104.4
Bureaucratized Morality, Institutional Durability: Organizationally Mediated Idealism in the Peace Corps

Sunday, 10 July 2016: 11:30
Location: Hörsaal III (Neues Institutsgebäude (NIG))
Oral Presentation
Meghan KALLMAN, Brown University, USA
Worldwide, millions engage daily in channeling their social values through occupations. Some do it through entering “helping” professions, by working for social organizations, or by becoming activists. A striking similarity among these occupations is that organizations mediate them. A daily context that can influence participants’ experiences, organizations can both amplify and diffuse ideals, and engender cynicism. This project thus looks at how altruistic aspirations interact with bureaucratic routinization, to understand what happens when individuals with lofty social ideals enter an organization that may be inconsistent with those ideals.
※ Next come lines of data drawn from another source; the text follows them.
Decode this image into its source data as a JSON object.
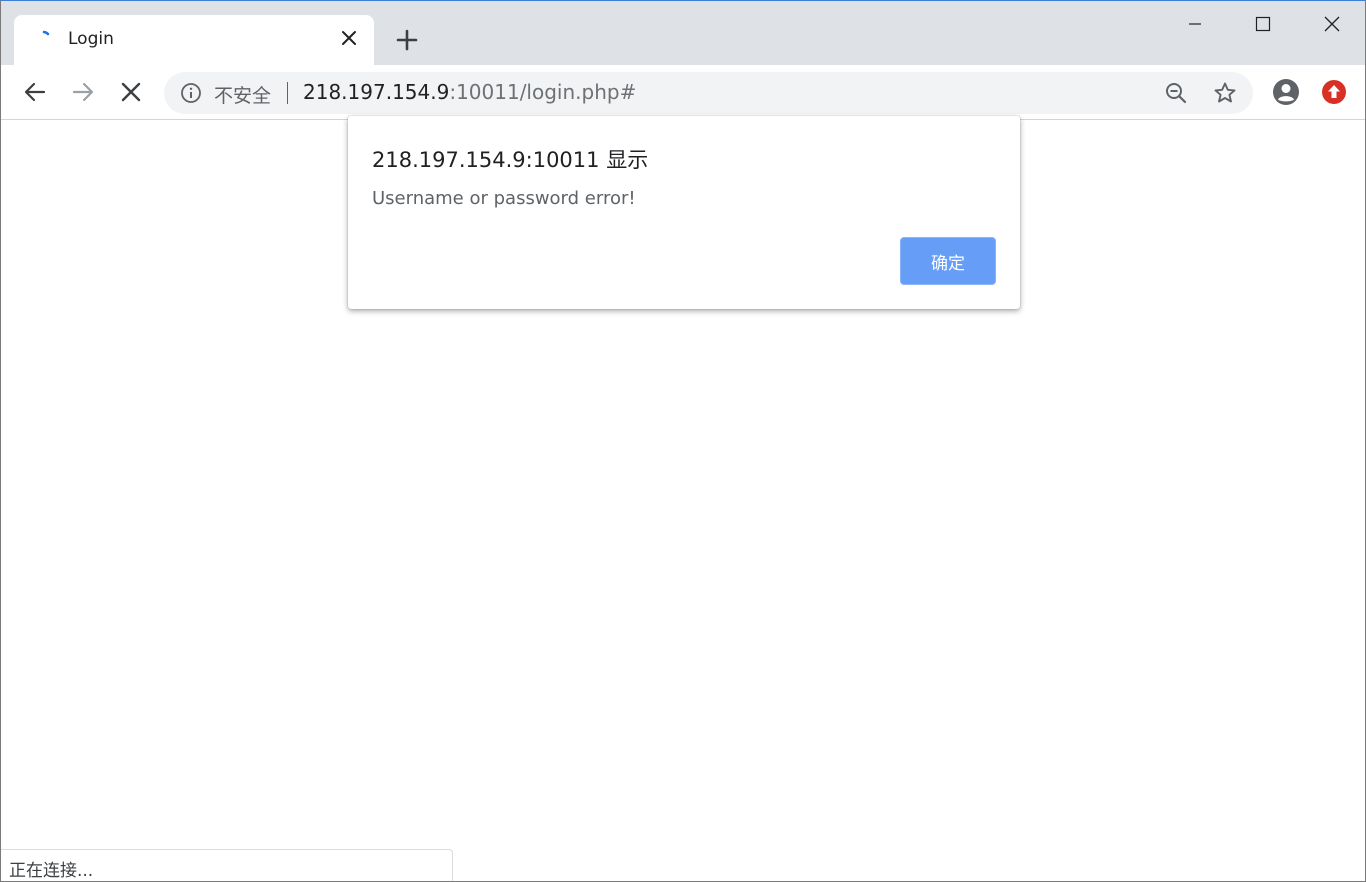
{
  "tab": {
    "title": "Login",
    "loading_icon": "loading-spinner-icon",
    "close_icon": "close-icon"
  },
  "new_tab_icon": "plus-icon",
  "window_controls": {
    "minimize_icon": "minimize-icon",
    "maximize_icon": "maximize-icon",
    "close_icon": "close-icon"
  },
  "toolbar": {
    "back_icon": "arrow-left-icon",
    "forward_icon": "arrow-right-icon",
    "stop_icon": "stop-loading-icon",
    "profile_icon": "account-circle-icon",
    "update_icon": "update-arrow-icon"
  },
  "omnibox": {
    "info_icon": "info-icon",
    "security_label": "不安全",
    "url_host": "218.197.154.9",
    "url_rest": ":10011/login.php#",
    "zoom_icon": "zoom-out-icon",
    "bookmark_icon": "star-icon"
  },
  "dialog": {
    "title": "218.197.154.9:10011 显示",
    "message": "Username or password error!",
    "ok_label": "确定"
  },
  "status": {
    "text": "正在连接..."
  },
  "colors": {
    "tabstrip_bg": "#dee1e6",
    "omnibox_bg": "#f1f3f4",
    "dialog_button": "#669df6",
    "spinner": "#1a73e8",
    "update_badge": "#d93025"
  }
}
My case study is Peace Corps, which is, like many other social organizations, a necessary compromise between participant ideals and the mundane realities of being a sustainable bureaucracy. Using data from an ongoing cross-national comparative study between Peace Corps programs in three countries, interview data from more than 140 returned volunteers and staff, I show how bureaucratic organizations (through which most idealism in the US is channeled) mediate people’s social commitment. Findings suggest that volunteers are similar in important ways to other activists, both in terms of collective identity and political motivations. Volunteers have similar needs as activists (collective processes, etc.) that the Peace Corps, understanding itself as a knowledge rather than as an activist organization, does not meet. Lacking structures for dealing with the “big” questions about development and international relationships, volunteers experience a decoupling of the program’s goals and what they perceive it to do. They resolve this cognitive dissonance via a) increased conservatism, in which they come to understand the recipients of services as unworthy, or b) in a critique of the organization itself. I develop a clearer theory of the effects of “on-the-ground” workers in ideologically motivated fields that, instead of focusing on the psychological elements of burnout, emphasizes the structural-organizational factors that act on participant ideals.